Last night started with an event held at my "radically inclusive" church by some
folks associated with Tyson, which is a trans youth group, and they were fund
raising for CeCe McDonald - I found out about the event by accident, and
only because at the last moment they had to change venue, and as I was telling
on of the ladies in my church, for me it was an excuse to go out in a skirt,
have a Taco dinner and socialize.  Which I did, but so this is what I learned
about Chrishaun "CeCe" McDonald - she's a young African-American trans
person who was in a group of women and was attacked by a man and another
group of women after being verbally insulted.  In this fight CeCe was cut-up
pretty seriously by a woman wielding a broken bottle, and the man, Dean Schmitz
was fatally stabbed.  CeCe was charged with the murder, and was held in
solitary "for her own safety" - which is coded bureacratic talk - for saying America's
prison systems are so totally fucked up that the only way it can keep some of it's
prisoners alive is by subjecting them to conditions of "cruel and unusual punishment"
but I digress, CeCe was able to find a bondsman who knew she was a reliable person
who wouldn't flee, so she put up the 10% of a $75,000 bond and was out on bond,
and some people took up the cause to raise funds for her defense.  Not knowing
whether she is really innocent or not, I'm perfectly comfortable supporting her
getting a fair trial, but honestly - I don't think she'll get one, because she is an
African American trans person, and I think her incarcation, if that is the result
will be inhumane, so I pray I'm wrong.

Anyways, I enjoyed the dinner and talking to some of the girls who are very
young, and very self-assured and at that age I was a closeted train-wreck, so I
was kind of envious of the life they had before them compared to the life I've
lived, but eh what can you do..

I've volunteered at the church to perform a maintenance function that requires me
going to the church a couple times a week and so since I was all ready there, I went
down in the basement to do my thing, and trust me - there's a reason why maintenance
people don't wear black leather skirts and blouses and wigs and 4" heels when they're
doing there thing - I felt really, really silly, but it was kind of kinky somehow, but gosh,
how impractical. Then I went back to the event.

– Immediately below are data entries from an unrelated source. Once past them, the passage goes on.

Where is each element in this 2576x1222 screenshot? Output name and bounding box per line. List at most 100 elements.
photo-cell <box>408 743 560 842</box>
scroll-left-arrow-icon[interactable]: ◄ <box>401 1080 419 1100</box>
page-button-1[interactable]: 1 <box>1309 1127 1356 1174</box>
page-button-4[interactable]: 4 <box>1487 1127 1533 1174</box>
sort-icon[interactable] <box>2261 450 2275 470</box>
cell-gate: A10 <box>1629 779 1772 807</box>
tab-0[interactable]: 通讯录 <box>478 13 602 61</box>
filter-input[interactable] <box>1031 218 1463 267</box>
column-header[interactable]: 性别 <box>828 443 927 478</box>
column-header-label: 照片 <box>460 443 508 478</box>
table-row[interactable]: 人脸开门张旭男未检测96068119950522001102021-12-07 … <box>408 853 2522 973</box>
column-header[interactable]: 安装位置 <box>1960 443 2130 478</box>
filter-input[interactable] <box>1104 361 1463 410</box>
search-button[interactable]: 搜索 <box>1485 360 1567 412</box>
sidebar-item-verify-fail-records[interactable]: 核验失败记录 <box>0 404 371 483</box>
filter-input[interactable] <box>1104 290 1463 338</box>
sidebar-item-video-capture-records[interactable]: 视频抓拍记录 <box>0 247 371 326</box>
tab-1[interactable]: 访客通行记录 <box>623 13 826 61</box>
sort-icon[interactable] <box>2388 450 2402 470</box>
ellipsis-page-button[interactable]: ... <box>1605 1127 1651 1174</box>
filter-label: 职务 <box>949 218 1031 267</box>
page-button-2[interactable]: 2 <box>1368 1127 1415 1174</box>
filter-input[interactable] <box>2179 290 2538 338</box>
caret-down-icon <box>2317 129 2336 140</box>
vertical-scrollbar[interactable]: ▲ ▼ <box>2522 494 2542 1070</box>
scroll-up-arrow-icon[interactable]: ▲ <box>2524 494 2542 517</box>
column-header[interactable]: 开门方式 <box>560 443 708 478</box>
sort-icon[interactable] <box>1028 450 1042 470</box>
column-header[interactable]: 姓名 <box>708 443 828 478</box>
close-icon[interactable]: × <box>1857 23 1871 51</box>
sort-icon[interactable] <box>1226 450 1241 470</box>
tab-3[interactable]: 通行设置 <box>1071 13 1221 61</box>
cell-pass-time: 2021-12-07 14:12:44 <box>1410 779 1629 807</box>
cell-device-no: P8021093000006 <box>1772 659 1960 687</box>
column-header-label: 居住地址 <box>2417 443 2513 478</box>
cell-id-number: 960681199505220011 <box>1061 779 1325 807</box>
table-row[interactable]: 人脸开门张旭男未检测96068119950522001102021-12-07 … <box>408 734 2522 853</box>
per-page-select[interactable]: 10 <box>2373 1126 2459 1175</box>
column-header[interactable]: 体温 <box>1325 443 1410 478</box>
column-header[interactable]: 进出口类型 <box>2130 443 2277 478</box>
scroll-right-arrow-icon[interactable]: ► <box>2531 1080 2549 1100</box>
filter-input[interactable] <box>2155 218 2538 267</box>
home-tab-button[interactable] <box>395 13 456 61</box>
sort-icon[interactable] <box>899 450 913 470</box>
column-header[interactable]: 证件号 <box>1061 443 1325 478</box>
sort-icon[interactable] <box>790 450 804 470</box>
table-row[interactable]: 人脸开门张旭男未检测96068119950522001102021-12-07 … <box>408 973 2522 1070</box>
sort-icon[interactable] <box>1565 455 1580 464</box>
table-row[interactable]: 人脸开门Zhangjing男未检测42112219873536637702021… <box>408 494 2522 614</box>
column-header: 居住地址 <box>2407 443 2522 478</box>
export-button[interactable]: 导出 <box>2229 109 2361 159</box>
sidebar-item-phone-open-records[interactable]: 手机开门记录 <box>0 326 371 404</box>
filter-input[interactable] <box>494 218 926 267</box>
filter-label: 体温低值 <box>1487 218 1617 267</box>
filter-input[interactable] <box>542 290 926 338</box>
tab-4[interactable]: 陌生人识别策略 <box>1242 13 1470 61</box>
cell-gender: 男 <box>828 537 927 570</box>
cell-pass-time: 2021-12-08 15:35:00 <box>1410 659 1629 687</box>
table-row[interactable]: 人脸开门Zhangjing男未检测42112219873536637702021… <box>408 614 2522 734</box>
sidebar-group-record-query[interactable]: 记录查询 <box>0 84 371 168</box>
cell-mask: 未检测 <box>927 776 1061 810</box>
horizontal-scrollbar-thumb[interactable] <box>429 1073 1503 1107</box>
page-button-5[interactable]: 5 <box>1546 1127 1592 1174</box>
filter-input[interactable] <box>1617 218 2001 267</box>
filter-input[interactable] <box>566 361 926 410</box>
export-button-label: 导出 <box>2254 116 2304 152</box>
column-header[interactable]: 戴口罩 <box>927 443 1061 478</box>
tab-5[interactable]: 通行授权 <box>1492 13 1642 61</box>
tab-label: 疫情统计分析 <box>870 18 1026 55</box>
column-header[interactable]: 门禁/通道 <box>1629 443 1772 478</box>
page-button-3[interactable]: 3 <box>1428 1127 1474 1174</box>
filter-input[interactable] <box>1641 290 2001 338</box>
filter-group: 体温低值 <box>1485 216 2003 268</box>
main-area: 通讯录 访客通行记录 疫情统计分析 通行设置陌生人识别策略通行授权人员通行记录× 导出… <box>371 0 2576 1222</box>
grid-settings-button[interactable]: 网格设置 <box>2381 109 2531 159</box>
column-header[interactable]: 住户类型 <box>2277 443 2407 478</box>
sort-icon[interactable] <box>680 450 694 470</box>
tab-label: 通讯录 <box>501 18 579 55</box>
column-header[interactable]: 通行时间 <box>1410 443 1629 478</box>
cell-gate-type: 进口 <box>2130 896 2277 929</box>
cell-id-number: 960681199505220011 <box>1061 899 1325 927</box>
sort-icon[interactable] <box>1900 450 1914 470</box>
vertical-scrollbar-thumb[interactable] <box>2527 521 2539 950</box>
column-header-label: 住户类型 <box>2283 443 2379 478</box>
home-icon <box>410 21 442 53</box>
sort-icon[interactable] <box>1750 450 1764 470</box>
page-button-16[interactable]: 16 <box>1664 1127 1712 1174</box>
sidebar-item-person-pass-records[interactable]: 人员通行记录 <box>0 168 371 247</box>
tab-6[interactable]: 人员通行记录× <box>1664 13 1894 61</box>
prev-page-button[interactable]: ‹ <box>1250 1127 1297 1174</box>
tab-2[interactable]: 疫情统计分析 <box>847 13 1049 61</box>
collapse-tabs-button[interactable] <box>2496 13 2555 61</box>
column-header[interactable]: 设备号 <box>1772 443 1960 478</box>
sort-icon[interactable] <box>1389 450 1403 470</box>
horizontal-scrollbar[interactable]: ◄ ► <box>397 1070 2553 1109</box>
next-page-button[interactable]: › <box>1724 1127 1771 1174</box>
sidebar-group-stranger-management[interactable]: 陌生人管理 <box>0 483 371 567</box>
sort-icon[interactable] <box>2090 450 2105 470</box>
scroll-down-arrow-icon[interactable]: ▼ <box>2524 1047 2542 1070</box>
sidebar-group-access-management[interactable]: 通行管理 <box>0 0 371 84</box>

There was aome entertainment after dinner and I was chatting with one of the ladies
from my church a bit about a trans ministry the church was starting (suicide rates for
trans people remain extremely high, but people who can "face their demons" and
accept themselves seem to lead a life that is basically OK, I mean this lady seemed
comfortable in her own skin and bright and funny, so she got through it but you have to
have places where the kids can go when they need help and these places are really rare,
and having lived through some of this, I'm probably going to volunteer in some way for this,
as I start coming out about who I am -but I've been out publicly three times now, so
I'm not really an expert on being a trans person, by a long shot - I notice when I talk
to other people that I'm honestly unsure what kind of trans person I am, but obviously
I really am trans, saying I'm not trans is denying the obvious, and I'll never do
that again)

Anyways I decided to head on out and as I'm walking to my truck I'm thinking it's a lovely
night and I really don't want to go home just yet, so I start walking and take a walk around
the block, and I kind of enjoy the sense of freedom of just walking along in my skirt, and
looking down at my heels and all. It's really nice, even if my feet hurt by the time I got
back around to my truck.

And I still don't want to go home, so I decided to drive over to the St Paul Gay bar,
and I get there and park in the parking lot and walk in have a beer, etc. In the piano
lounge are a couple ladies (women not CD's) one on piano and one singing, the
lady vocalist had a wonderful voice, so eventually I asked to sit on a song,
we did "Stormy Monday", in the key of G, with me on harmonica, and I did
a really nice instrumental solo - I was glancing over at her, watching her smile in my solo,
and that's really fun when a talented singer is enjoying what you're playing.
So eventuially around midnight I went home so let's see from 6 to 12 -that's 6 hours,
that is my new record for the longest time I have been out in public in drag, and it
was fun.  I'm sure next weekend I'll be getting dressed up again, but Sunday I'll
be in boy mode today, which is OK too.